Lagu Bulan Desember – Khalil Satta Elman

di antara kelindan angin sisa kemarau, kita mulai
mencatat kenangan yang pelan-pelan dihapus rintik hujan
angka-angka pada kalender kemudian gugur pada dada
kita memungutnya sebagai apologi air mata

detik demi detik menuliskan nama-nama masa lalu.
dengan seribu tangan kerinduan, kita menabuh damaru
untuk sekadar merayakan yang hendak bepergian
tiba-tiba kesedihan menjadi paling sungai di kaki perbukitan

kita tinggal memilih, kembang api itu meletus di sebuah kota
atau pada dada kita. sambil berpura-pura abai pada hiruk-pikuk
orang-orang yang menangisi dan menertawakan kenangan

kita percaya bahwa, sedetik yang lewat adalah kenangan, sedetik 
yang akan datang tak teraba angan. tapi kita tetap membiarkan 
detik demi detik lewat begitu saja, tanpa memungut yang berharga.
***
Yogyakarta, 2023-2024

Cerita Buat Zakiyya

sebelum nyanyianku serupa rintih seruling 
terpisah dari rumpunnya, aku pernah berkata:
tak ada yang membikin gemetar kini, 
kebahagian yang dibawa ricik sungai dari jantung hutan
tepat ketika angin pelan-pelan mengiris daun pisang di ujung pematang 
telah menelan habis kesedihan. dan dari tepi sungai itu, 
juga kudengar nyanyi jernih batu-batu.

pendar teplok yang dibawa terbang kunang-kunang menziarahi 
malam berlumut. bulan padam menjelma kerinduan

sehampar kabut yang menjemput keheningan perlahan susut. 
pagi juga beringsut, setelah mengatakan cinta 
dengan bahasa segar daun-daun hijau 
yang selamat dari pukulan lebam angin kemarau

kemudian, tahun kerap berganti wajah di almanak 
senja semacam resital kesedihan
anak-anak kehilangan alun karinding, 
hingga tak menemukan batas musim dan sekat angin

udara berlapis asap pabrik memenuhi dusun kita yang tak lagi cantik
hutan terbakar. hujan enggan memukul atap, atau sekadar
mencium tanah kita yang sekian lama retak.
sungai seperti menemukan jalan lain.

aku bercerita sebagai mayat dari masa depan, sebab masa depan
merupakan kuburan bagi segala yang berbentuk kenangan
tapi, di penghujung waktu nanti, masih bisakah kita minum atau mandi
tanpa harus perigi. tanah kita lebih surga daripada 
yang ditawarkan kitab suci.
***
Yogyakarta, 2023-2024

Khalil Satta Elman lahir di Sumenep, 7 Mei.
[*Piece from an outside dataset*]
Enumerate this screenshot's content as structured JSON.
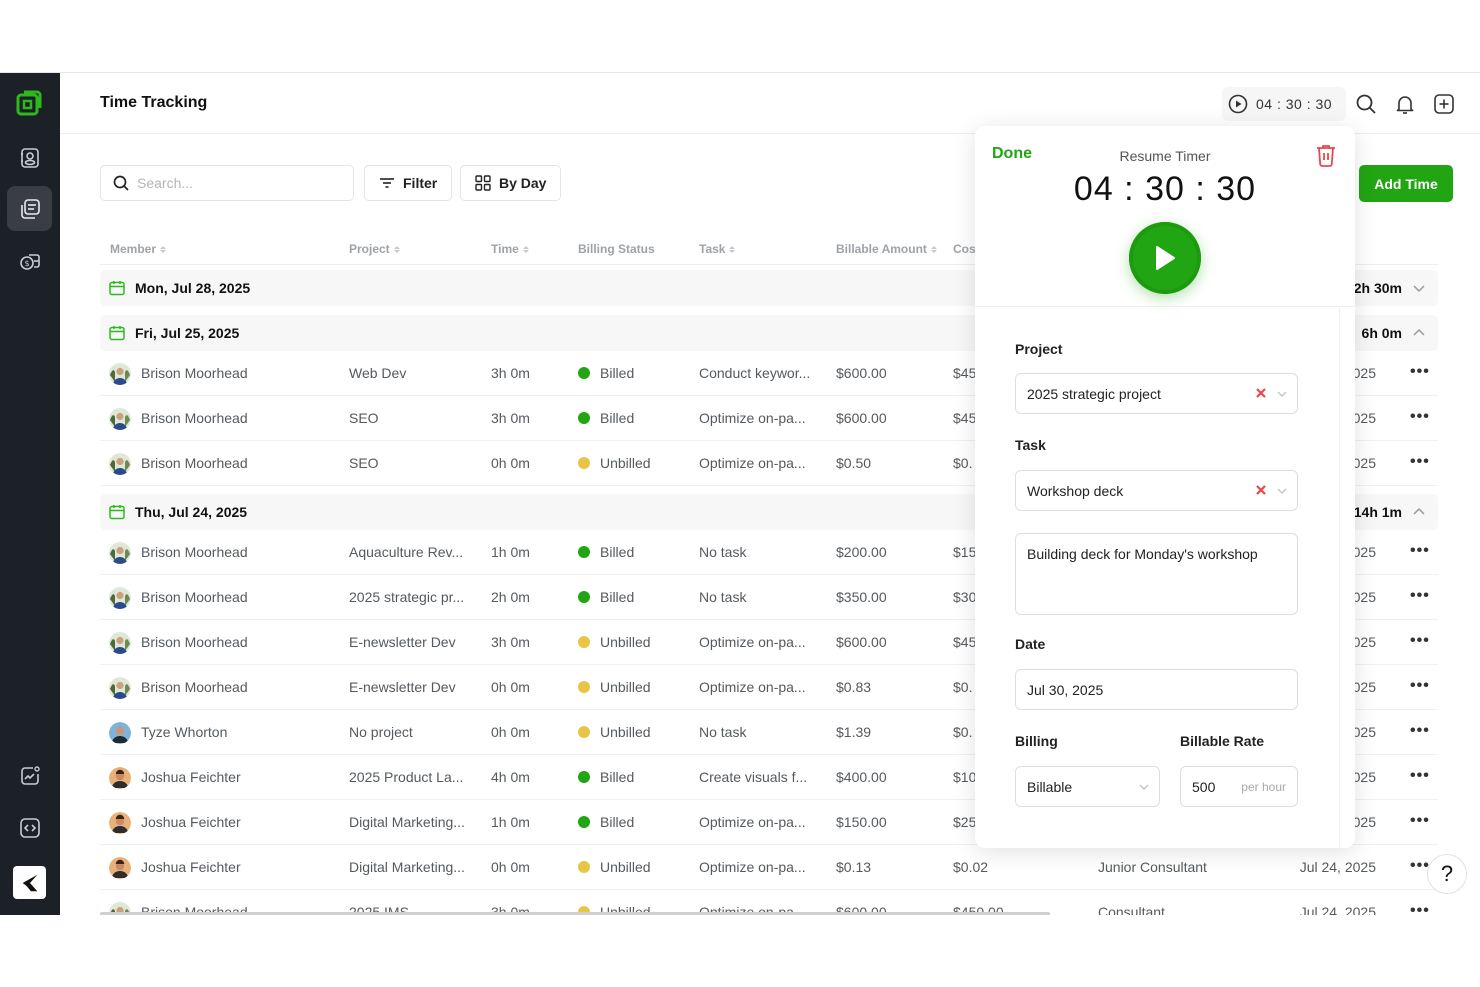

Mahasiswa Filsafat di UIN Sunan Kalijaga Yogyakarta. Menulis puisi dan cerpen. Tulisan-tulisannya sudah terpublikasi di perbagai media cetak dan daring. Menjadi pemenang ketiga lomba penulisan puisi Kompetisi Bahasa dan Sastra Tahun 2023 yang diselenggarakan oleh Dinas Kebudayaan DIY. Bergiat di Lesehan Sastra Kutub Yogyakarta (LSKY). Mempersiapkan buku keduanya yang bertajuk Skizofrenia.